Angesichts der schrillen Drohungen von Donald Trump gegen Iran haben führende US-Politiker mit scharfer Kritik reagiert. Der ehemalige US-Präsident hatte auf seiner Plattform »Truth Social« mit Angriffen auf die zivile Infrastruktur Irans gedroht und dabei selbst für seine Verhältnisse drastische Worte gewählt.

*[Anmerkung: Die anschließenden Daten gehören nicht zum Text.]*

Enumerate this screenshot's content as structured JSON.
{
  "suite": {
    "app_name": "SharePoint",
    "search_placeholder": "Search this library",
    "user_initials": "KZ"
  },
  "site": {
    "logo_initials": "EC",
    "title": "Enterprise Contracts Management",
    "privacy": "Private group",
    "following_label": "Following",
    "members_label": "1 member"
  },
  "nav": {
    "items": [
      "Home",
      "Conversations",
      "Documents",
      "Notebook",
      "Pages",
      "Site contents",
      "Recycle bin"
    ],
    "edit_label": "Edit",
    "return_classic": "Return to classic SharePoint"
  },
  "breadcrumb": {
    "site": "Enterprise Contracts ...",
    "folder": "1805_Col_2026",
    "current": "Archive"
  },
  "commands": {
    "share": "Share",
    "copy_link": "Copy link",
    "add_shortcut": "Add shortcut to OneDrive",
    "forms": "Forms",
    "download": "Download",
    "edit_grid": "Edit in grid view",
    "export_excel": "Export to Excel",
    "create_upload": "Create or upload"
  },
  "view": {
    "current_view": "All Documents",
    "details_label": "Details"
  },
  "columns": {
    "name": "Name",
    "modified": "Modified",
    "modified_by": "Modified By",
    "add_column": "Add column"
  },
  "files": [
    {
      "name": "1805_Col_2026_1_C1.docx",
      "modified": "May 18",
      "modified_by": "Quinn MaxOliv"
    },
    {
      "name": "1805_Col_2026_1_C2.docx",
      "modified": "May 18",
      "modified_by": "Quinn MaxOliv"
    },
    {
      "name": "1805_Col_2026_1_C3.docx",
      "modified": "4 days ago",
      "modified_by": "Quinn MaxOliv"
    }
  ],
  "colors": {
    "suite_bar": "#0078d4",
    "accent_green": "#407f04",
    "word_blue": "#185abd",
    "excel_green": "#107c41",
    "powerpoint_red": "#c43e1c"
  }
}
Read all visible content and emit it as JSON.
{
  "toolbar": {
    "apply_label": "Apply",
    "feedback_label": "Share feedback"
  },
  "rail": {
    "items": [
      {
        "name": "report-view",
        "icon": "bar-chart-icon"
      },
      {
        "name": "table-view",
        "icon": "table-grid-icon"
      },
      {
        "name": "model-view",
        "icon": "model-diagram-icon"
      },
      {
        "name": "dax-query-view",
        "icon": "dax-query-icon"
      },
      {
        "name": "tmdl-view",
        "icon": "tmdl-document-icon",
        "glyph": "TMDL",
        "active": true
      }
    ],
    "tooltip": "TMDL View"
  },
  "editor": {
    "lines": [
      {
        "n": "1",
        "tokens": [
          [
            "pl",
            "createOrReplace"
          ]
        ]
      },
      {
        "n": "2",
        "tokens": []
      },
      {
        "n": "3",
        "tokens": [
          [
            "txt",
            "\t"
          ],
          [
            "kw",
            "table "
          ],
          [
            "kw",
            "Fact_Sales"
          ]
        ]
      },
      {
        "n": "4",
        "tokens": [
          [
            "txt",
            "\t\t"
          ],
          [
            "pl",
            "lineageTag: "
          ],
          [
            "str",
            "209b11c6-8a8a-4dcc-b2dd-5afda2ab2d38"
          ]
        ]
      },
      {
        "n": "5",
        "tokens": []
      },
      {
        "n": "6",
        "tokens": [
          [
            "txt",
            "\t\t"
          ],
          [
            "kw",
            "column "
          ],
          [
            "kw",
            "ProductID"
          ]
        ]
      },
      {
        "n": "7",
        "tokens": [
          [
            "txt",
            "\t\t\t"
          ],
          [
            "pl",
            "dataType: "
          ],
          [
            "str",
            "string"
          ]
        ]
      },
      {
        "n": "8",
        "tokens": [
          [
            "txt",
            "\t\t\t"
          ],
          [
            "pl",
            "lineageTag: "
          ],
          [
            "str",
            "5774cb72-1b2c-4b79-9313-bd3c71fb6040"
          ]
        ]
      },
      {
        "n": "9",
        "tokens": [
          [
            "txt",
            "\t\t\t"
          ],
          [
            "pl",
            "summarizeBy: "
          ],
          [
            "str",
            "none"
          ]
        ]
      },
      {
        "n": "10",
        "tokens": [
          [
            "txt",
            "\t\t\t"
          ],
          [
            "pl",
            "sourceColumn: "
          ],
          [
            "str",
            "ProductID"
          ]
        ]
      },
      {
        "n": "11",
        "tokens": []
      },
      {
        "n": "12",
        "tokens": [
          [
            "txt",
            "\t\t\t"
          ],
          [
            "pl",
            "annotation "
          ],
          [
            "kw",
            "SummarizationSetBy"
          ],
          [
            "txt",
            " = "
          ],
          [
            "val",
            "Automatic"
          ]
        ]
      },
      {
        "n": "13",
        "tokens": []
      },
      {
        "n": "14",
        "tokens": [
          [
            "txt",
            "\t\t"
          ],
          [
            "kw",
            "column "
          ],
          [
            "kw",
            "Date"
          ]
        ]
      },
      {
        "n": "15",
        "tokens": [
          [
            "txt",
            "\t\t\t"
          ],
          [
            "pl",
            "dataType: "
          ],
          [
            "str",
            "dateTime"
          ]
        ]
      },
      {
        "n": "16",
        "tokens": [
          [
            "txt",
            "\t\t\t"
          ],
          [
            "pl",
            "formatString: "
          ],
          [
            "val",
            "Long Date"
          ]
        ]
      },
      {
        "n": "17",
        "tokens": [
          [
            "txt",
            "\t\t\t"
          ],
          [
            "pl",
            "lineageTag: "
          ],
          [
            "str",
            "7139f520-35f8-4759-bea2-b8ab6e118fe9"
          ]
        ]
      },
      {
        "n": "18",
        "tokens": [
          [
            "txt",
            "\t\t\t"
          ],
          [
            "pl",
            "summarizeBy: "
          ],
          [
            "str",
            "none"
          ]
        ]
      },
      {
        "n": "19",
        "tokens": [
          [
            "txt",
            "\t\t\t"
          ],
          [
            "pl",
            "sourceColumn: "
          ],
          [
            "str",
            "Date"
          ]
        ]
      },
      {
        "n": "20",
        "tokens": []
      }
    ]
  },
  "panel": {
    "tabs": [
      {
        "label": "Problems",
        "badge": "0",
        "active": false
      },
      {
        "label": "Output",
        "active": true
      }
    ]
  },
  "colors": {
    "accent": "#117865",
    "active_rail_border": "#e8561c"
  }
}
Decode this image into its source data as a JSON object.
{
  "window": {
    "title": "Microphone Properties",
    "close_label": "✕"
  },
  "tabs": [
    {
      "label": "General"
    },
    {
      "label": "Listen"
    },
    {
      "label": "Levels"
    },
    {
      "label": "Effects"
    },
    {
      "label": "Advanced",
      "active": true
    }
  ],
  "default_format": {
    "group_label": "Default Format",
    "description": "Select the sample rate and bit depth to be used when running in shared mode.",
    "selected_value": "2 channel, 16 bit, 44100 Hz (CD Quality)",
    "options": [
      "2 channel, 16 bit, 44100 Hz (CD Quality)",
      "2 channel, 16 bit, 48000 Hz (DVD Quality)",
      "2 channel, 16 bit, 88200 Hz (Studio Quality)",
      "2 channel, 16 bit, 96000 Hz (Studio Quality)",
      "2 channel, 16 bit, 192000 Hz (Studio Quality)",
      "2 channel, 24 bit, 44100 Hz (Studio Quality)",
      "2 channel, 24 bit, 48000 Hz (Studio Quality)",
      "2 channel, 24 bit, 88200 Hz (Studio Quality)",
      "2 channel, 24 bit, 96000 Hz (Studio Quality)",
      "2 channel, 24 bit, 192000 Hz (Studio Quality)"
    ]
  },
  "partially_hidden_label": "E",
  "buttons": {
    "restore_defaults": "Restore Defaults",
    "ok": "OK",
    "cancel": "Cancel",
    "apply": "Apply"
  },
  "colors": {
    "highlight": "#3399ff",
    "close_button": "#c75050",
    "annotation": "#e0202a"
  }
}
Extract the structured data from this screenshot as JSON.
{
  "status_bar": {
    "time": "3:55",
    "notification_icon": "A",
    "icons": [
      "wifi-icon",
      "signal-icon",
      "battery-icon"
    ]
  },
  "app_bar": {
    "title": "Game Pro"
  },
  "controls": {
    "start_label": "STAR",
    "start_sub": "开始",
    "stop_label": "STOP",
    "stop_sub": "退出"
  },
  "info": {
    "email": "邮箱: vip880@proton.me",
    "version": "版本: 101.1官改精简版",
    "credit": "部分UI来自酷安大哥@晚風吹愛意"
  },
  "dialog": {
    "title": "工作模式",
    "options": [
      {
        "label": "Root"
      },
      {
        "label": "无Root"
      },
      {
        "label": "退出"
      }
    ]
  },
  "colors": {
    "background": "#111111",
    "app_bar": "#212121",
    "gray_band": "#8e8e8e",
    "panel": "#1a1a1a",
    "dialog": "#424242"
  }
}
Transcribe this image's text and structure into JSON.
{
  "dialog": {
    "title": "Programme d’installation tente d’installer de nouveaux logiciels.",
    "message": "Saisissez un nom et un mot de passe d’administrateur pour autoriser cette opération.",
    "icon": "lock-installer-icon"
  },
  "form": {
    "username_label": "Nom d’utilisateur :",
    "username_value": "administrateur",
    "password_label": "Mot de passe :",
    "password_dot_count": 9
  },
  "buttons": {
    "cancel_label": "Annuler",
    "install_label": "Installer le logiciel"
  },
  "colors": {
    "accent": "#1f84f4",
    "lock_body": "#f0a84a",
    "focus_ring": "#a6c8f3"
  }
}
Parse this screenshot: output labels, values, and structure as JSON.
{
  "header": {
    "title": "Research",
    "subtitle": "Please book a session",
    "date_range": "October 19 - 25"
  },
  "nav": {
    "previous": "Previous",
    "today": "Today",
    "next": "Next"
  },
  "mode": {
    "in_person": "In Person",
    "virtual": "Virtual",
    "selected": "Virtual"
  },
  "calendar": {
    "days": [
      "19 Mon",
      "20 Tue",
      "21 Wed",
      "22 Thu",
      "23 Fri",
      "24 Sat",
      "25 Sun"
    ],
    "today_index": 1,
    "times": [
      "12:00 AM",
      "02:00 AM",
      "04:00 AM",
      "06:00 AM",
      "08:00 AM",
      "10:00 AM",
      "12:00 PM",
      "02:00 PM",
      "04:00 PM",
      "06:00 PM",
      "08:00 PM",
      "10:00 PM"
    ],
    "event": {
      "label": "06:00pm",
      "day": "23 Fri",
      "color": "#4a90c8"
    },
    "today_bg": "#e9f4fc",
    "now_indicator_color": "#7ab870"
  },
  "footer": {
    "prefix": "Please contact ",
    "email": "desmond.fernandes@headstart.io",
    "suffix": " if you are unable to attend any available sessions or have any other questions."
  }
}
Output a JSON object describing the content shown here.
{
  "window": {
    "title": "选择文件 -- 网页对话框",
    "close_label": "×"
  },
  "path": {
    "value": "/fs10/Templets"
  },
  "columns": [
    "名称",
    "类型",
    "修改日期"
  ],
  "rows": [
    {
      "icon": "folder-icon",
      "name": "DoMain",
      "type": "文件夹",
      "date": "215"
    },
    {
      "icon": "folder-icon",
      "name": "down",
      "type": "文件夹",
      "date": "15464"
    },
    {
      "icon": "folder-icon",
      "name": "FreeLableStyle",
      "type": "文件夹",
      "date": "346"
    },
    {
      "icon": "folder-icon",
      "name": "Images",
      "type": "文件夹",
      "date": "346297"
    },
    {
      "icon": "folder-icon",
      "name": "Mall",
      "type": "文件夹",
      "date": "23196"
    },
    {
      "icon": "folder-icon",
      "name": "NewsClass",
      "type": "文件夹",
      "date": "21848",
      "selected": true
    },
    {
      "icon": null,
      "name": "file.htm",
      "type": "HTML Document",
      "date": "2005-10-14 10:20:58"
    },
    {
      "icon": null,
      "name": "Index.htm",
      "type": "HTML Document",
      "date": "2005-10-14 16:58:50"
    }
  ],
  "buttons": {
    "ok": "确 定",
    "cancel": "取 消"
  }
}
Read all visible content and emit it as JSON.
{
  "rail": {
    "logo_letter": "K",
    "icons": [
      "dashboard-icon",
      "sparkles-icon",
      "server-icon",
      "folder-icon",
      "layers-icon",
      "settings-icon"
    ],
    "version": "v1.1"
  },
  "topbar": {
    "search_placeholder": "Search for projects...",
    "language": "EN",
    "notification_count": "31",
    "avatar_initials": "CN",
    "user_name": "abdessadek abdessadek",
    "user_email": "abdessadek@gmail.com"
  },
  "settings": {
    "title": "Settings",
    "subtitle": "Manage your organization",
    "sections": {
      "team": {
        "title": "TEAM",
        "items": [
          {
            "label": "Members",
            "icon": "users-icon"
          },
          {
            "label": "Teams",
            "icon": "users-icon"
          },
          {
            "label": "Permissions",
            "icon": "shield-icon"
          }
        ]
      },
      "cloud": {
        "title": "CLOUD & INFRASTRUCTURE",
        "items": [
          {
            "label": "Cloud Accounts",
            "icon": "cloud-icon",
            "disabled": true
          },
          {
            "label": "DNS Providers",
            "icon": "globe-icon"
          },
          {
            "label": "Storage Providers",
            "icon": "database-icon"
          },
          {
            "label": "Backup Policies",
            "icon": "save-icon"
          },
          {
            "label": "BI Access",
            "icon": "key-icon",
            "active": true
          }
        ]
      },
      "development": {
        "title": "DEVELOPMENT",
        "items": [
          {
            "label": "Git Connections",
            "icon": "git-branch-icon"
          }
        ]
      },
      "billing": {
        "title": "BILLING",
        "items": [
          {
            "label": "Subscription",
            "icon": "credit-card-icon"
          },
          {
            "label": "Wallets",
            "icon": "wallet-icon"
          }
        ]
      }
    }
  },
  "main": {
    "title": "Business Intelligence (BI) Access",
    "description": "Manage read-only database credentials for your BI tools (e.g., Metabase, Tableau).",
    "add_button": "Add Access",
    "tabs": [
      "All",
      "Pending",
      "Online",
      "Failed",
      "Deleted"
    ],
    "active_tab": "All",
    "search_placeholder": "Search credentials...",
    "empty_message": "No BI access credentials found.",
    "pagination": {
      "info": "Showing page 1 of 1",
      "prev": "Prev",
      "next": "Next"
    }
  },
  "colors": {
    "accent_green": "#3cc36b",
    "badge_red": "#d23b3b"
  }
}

»Kraftwerks-Tag und Brücken-Tag«: Trumps Eskalationsdrohung

»Dienstag wird in Iran Kraftwerks-Tag und Brücken-Tag in einem sein«, schrieb Trump in einem Post, der für erhebliche Empörung sorgte. Mit Blick auf die strategisch wichtige Straße von Hormus forderte er in besonders drastischen Worten: »Öffnet die verdammte Meerenge, ihr verrückten Bastarde, oder ihr werdet in der Hölle leben.«

Diese Äußerungen lösten eine Welle der Kritik aus, die sowohl von politischen Gegnern als auch von ehemaligen Verbündeten kam.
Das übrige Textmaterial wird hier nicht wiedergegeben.